ERPs and Attention (2) Flashcards
What is the psychological hierarchy from sensory input to motor response?
- sensory inputs
- low-level perceptual analysis
- high-level semantic analysis
- decision making, memory storage…
- motor response
What are the three theories about where attentional selection occurs?
- early all or none filtering
- Late selection model
- strategic control of attention
What is early all-or-none filtering? Where does it occur?
- AKA Broadbent’s filter model
- between low-level perceptual analysis and high-level semantic analysis
- attention kicks in before we know the meaning of things
What is the late selection model? Where does it occur?
- McKay
- between high-level semantic analysis and decision making, memory storage
What is an example of evidence towards the late selection model?
- when you’re filtering out or ignoring other conversations but someone says your name and it catches your attention
- if early all-or-none filtering, then you wouldn’t process your name at all
What is the strategic control of attention?
- early or late selection can be chosen based on situation and approach
- attention is applied by top-down modulation
- addition of executive function sending feedback to all levels
What is the neural hierarchy of eyes to multimodal association cortex?
- eyes
- thalamus
- primary visual cortex
- secondary/tertiary visual cortex
- multimodal association cortex
What components are in visual evoked potentials?
- P1, N1, P2, N2, P3
What is cued attention task?
- cueing (arrow) on screen
- stimulus (bar) on screen either matching cue or opposite side (4 resulting conditions)
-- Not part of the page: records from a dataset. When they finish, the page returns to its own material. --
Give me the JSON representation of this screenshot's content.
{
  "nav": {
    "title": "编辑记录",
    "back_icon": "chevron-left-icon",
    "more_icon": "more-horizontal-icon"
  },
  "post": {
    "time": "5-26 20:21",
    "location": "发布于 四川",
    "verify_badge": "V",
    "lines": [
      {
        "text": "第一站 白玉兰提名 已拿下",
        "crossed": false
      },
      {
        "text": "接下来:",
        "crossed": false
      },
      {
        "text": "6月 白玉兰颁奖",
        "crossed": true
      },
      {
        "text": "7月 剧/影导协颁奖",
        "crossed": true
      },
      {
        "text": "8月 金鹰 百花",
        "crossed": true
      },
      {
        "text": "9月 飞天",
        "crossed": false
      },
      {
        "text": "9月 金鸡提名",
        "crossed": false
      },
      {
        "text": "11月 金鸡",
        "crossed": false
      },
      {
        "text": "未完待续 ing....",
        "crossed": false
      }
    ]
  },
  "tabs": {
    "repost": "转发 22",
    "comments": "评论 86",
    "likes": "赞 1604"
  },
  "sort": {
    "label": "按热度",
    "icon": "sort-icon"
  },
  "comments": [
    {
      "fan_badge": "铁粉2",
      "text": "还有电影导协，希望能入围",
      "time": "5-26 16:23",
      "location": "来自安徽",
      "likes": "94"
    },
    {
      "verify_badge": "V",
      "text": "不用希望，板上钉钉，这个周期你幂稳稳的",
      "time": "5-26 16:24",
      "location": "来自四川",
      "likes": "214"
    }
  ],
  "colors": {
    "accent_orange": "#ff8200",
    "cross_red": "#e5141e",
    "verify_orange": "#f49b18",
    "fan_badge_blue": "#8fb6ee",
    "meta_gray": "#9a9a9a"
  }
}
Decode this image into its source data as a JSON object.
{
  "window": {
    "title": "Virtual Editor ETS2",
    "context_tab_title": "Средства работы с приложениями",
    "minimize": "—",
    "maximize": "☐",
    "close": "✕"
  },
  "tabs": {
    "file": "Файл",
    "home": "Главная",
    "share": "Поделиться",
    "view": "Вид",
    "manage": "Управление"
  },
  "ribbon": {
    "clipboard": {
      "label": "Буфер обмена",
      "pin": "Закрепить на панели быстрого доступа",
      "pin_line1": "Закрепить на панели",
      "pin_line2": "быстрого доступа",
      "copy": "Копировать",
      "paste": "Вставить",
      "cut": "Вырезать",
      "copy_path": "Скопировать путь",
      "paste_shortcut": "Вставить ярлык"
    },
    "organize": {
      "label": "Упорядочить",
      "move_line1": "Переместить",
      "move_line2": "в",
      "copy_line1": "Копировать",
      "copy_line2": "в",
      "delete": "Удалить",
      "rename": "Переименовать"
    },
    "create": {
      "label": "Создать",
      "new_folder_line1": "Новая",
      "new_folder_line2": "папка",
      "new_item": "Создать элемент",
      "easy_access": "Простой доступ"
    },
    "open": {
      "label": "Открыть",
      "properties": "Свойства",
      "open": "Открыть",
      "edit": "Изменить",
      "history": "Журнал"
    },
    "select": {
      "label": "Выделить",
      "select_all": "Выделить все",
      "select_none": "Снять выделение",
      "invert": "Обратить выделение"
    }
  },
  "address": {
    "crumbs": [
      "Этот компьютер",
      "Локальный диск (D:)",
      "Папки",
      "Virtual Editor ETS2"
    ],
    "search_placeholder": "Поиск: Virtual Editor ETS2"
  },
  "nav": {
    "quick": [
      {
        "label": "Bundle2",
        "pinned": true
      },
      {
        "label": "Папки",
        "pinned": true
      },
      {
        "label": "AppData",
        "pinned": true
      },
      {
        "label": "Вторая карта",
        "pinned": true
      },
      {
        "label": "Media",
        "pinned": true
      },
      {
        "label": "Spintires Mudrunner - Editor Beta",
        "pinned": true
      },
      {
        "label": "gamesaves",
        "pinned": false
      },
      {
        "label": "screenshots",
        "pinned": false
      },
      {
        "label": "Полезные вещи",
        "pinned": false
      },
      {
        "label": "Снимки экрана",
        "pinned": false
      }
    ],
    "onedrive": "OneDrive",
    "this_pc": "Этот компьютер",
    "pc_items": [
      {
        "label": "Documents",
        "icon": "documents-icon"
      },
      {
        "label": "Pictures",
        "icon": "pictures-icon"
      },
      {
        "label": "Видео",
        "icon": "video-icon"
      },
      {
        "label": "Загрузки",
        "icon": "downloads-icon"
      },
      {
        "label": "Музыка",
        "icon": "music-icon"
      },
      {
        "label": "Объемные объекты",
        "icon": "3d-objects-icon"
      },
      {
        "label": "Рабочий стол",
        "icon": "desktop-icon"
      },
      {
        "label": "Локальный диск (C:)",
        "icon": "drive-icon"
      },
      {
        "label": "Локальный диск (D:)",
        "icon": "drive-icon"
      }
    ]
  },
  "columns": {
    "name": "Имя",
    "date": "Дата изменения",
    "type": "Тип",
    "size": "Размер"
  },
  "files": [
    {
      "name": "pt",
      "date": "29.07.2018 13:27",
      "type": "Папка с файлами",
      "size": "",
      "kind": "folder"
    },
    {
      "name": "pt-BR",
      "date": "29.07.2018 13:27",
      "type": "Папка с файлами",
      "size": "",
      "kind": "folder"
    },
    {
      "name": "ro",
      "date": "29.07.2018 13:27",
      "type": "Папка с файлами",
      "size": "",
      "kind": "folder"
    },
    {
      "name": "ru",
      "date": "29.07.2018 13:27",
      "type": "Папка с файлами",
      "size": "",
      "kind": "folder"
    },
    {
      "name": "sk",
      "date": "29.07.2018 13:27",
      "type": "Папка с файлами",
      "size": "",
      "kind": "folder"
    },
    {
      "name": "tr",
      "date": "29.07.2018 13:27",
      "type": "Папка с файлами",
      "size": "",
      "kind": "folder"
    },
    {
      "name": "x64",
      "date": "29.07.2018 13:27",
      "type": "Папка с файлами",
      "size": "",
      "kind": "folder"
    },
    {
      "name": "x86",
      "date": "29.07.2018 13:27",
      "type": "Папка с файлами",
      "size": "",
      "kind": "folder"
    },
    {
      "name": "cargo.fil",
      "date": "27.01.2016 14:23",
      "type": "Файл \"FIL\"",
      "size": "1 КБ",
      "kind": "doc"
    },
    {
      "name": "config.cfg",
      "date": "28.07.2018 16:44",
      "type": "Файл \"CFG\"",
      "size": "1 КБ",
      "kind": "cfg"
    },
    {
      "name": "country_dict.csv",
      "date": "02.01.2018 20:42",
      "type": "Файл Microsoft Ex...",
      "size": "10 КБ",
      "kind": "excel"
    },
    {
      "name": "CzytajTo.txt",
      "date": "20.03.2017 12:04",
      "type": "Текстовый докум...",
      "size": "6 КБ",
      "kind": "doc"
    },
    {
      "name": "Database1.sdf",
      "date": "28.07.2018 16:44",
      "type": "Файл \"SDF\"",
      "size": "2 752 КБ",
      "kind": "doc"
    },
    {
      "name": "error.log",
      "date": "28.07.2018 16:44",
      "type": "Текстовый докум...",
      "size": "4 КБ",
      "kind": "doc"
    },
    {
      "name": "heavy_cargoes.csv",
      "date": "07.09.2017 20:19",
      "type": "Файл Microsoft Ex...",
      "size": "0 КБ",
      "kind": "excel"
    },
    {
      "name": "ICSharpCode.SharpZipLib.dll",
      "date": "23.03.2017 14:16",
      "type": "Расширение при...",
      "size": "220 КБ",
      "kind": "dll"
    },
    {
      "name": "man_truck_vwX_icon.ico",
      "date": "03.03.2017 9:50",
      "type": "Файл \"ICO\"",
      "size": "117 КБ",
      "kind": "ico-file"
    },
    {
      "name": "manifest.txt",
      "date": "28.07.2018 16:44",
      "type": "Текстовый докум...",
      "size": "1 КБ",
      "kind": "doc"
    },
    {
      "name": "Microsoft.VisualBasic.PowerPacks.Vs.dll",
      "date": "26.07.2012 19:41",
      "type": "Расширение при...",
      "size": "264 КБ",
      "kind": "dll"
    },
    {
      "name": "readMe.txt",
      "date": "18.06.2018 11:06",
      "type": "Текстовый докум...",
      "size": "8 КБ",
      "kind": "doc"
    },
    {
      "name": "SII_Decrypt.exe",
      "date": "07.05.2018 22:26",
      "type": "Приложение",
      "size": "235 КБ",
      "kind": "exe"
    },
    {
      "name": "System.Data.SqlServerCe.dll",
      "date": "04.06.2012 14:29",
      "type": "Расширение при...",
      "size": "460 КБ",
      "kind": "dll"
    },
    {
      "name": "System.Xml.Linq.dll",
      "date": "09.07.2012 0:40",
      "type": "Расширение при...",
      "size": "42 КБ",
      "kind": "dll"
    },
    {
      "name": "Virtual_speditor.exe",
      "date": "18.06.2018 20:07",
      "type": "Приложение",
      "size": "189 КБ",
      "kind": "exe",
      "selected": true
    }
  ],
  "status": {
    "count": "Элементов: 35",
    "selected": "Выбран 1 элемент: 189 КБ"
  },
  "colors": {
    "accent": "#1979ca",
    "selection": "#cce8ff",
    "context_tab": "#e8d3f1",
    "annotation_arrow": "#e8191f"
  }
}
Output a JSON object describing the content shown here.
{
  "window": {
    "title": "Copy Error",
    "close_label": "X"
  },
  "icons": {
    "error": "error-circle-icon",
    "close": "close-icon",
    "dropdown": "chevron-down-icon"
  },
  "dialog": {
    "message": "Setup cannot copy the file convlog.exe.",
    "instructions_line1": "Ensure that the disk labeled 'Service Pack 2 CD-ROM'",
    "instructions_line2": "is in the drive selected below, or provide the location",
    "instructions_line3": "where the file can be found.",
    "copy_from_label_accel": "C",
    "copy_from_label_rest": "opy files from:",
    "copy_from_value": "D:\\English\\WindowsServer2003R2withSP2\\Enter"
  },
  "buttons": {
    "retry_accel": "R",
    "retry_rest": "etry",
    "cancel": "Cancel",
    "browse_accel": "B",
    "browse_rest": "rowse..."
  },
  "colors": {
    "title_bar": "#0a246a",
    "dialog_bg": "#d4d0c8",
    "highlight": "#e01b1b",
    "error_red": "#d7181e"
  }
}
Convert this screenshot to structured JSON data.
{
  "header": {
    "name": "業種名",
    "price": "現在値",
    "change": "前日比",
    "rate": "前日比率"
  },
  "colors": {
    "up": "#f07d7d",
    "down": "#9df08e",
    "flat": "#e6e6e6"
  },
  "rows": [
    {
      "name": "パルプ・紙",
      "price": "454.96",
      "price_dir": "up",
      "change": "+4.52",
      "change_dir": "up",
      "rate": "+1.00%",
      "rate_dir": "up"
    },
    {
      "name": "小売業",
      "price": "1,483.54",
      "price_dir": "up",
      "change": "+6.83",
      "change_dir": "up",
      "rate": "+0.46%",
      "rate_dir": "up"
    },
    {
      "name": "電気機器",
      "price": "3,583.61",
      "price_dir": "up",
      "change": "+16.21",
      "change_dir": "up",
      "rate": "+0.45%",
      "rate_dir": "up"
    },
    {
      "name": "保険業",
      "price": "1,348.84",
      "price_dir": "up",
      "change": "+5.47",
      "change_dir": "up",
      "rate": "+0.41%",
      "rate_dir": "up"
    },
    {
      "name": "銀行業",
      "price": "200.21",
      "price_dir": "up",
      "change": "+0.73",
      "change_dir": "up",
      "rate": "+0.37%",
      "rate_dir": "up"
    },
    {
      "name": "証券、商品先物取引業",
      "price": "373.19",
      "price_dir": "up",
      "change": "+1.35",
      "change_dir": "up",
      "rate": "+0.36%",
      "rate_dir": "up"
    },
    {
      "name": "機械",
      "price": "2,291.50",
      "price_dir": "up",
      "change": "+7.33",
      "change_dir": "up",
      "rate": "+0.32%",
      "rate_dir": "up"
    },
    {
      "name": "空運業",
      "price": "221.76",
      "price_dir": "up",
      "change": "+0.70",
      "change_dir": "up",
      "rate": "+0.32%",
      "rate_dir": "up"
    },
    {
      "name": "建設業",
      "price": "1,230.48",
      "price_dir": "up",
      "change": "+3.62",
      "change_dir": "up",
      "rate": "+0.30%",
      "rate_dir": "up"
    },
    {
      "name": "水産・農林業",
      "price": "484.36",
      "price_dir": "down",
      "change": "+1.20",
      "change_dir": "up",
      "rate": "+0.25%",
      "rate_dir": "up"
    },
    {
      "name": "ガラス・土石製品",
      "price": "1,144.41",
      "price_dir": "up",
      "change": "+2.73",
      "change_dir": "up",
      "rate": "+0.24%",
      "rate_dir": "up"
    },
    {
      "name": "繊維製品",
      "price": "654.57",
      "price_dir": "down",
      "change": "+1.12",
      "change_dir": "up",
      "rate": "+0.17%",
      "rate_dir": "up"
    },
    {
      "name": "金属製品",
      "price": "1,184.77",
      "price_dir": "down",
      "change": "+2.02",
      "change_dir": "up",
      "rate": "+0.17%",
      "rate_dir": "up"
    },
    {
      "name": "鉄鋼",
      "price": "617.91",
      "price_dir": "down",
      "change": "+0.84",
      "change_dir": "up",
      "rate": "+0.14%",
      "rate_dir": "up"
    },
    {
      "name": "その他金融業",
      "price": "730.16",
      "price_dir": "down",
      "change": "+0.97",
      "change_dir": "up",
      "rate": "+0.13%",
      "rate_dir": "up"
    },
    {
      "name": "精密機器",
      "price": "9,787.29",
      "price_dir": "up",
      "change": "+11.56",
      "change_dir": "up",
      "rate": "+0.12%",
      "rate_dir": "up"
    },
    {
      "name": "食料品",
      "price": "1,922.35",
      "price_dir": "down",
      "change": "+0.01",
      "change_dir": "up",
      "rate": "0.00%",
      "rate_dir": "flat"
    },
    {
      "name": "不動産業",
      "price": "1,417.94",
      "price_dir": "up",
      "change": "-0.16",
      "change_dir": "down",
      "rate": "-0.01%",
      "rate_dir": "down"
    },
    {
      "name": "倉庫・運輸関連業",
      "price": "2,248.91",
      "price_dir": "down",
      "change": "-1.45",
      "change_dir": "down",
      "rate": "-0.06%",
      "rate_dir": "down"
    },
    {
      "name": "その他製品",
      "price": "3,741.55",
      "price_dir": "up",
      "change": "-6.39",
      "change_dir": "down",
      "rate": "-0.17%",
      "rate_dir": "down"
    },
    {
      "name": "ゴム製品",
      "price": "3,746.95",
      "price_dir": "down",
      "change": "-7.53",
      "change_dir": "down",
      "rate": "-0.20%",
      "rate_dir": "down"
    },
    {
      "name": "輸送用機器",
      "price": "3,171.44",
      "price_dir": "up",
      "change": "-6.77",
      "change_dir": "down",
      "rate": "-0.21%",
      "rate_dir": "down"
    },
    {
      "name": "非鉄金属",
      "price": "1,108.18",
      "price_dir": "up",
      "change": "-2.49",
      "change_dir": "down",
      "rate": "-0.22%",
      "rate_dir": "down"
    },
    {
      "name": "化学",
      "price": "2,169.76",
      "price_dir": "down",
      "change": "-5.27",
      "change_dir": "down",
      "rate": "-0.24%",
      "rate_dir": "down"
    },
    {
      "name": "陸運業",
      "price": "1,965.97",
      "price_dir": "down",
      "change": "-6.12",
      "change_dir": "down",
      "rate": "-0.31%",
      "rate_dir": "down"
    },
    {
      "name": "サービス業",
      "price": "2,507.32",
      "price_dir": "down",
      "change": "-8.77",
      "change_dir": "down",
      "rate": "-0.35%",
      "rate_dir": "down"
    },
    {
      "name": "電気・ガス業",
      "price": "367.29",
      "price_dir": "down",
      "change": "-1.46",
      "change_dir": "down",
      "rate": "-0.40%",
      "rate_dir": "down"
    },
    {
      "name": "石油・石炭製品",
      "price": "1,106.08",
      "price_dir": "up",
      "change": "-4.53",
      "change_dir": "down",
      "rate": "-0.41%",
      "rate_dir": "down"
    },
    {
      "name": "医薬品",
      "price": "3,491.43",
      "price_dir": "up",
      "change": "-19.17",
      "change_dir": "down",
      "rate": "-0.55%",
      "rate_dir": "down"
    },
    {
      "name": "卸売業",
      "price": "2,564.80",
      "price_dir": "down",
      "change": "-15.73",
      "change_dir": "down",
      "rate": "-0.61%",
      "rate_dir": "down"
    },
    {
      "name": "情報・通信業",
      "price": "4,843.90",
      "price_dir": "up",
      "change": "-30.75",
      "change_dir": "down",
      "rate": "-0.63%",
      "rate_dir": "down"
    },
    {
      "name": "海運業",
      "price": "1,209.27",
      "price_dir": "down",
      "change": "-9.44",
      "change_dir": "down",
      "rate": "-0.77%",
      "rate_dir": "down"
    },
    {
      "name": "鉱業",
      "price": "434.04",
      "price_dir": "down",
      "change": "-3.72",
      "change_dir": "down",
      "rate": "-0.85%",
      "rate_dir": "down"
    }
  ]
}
- respond to stimulus as quickly as you can
What does the cued attention task result in?
- shows evidence of early selection since attentional differences between when stimulus is attended or ignored is early in processing
- P1 is being modulated by attention
What is the attentional blink task?
- given a fast sequence of letters
- must indicate if there is a x in the sequence
- there is a white letter that occurs before the x and makes it difficult to notice the x
What is T1 and T2 in the attentional blink paradigm?
- T1: the letter in the different colour
- T2: what the participant is looking for
What is the attentional blink?
- as if attention to find x is blinked off and on
At what lag does the attentional blink occur? In what component does this occur?
- occurs especially at lag 3
- P1, N1, N400 are consistent
- P3 has a large drop at lag3
What are the characteristics of P3?
- P3 amplitude depends on probability of a task-defined stimulus category
- P3 effect cannot occur until after categorization
- P3 latency is tied to the amount of time required to perceive and categorize a stimulus
What is the psychological refractory period task?
- first task: hear a sound and respond with foot
- second task: if see O raise left hand, or see X and raise right hand
- compare how fast each task is alone and together
What is seen in the psychological refractory period task?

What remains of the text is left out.